12. Método según una cualquiera de las reivindicaciones anteriores, en el que el nivel de expresión de cada gen marcador se determina a través de amplificación de ácido nucleico de dichos genes usando cebadores específicos de gen, y determinación de los resultados de amplificación.

13. Método según la reivindicación 12, en el que la amplificación de ácido nucleico se realiza usando PCR y los cebadores específicos de gen seleccionados de SEQ.ID.NO. 13-26.
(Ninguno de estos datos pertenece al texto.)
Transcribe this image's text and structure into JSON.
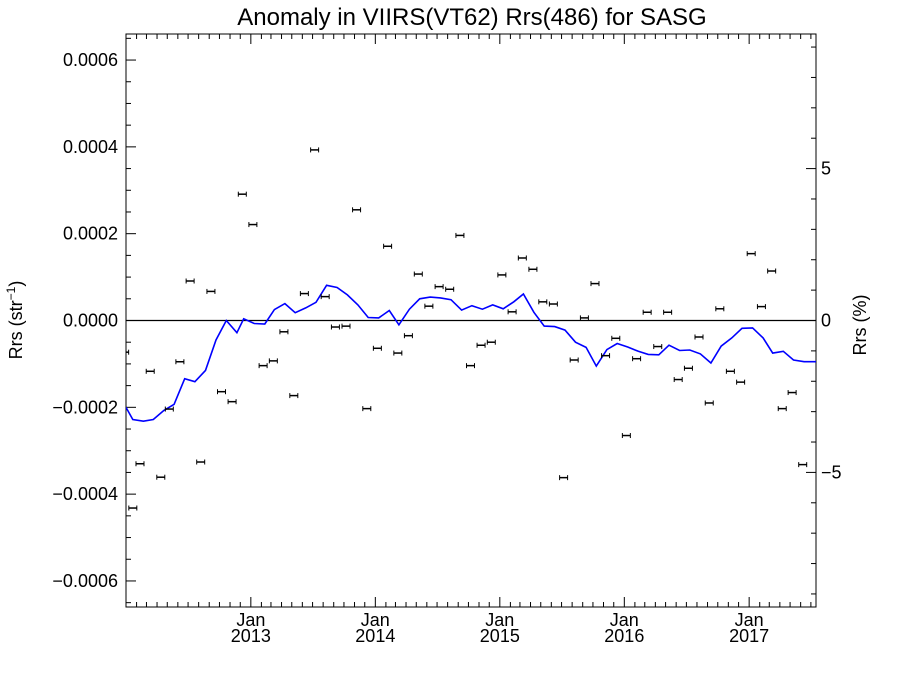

14. Kit para la diferenciación entre colitis ulcerosa y enfermedad de Crohn basándose en el análisis de perfiles de expresión génica en muestras obtenidas a partir de los intestinos de un paciente, caracterizado porque dicho kit incluye pares de cebadores específicos de gen dirigidos a al menos dos genes marcadores seleccionados de SLC6A14, SLC26A2, GRO1, MMP-7, MAP-17, GISP y Vanin-1 y en el que dichos pares de cebadores específicos de gen se seleccionan de SEQ.ID.NO. 13 y SEQ.ID.NO. 14; SEQ.ID.NO. 15 y SEQ.ID.NO. 16; SEQ.ID.NO. 17 y SEQ.ID.NO. 18; SEQ.ID.NO. 19 y SEQ.ID.NO. 20; SEQ.ID.NO. 21 y SEQ.ID.NO. 22; SEQ.ID.NO. 23 y SEQ.ID.NO. 24; y SEQ.ID.NO. 25 y SEQ.ID.NO. 26 o pares de cebadores funcionalmente equivalentes específicos para los mismos genes marcadores.

15. Kit según la reivindicación 14, en el que dichos cebadores específicos son SEQ.ID.NO. 13 y SEQ.ID.NO. 14; SEQ.ID.NO. 15 y SEQ.ID.NO. 16; y SEQ.ID.NO. 17 y SEQ.ID.NO. 18.

16. Kit según la reivindicación 14, en el que dichos cebadores específicos son SEQ.ID.NO. 13 y SEQ.ID.NO. 14; SEQ.ID.NO. 15 y SEQ.ID.NO. 16; y SEQ.ID.NO. 19 y SEQ.ID.NO. 20.

17. Kit según una cualquiera de las reivindicaciones 14-16, que comprende además un agente de polimerización termoestable y cofactor(es) requerido(s).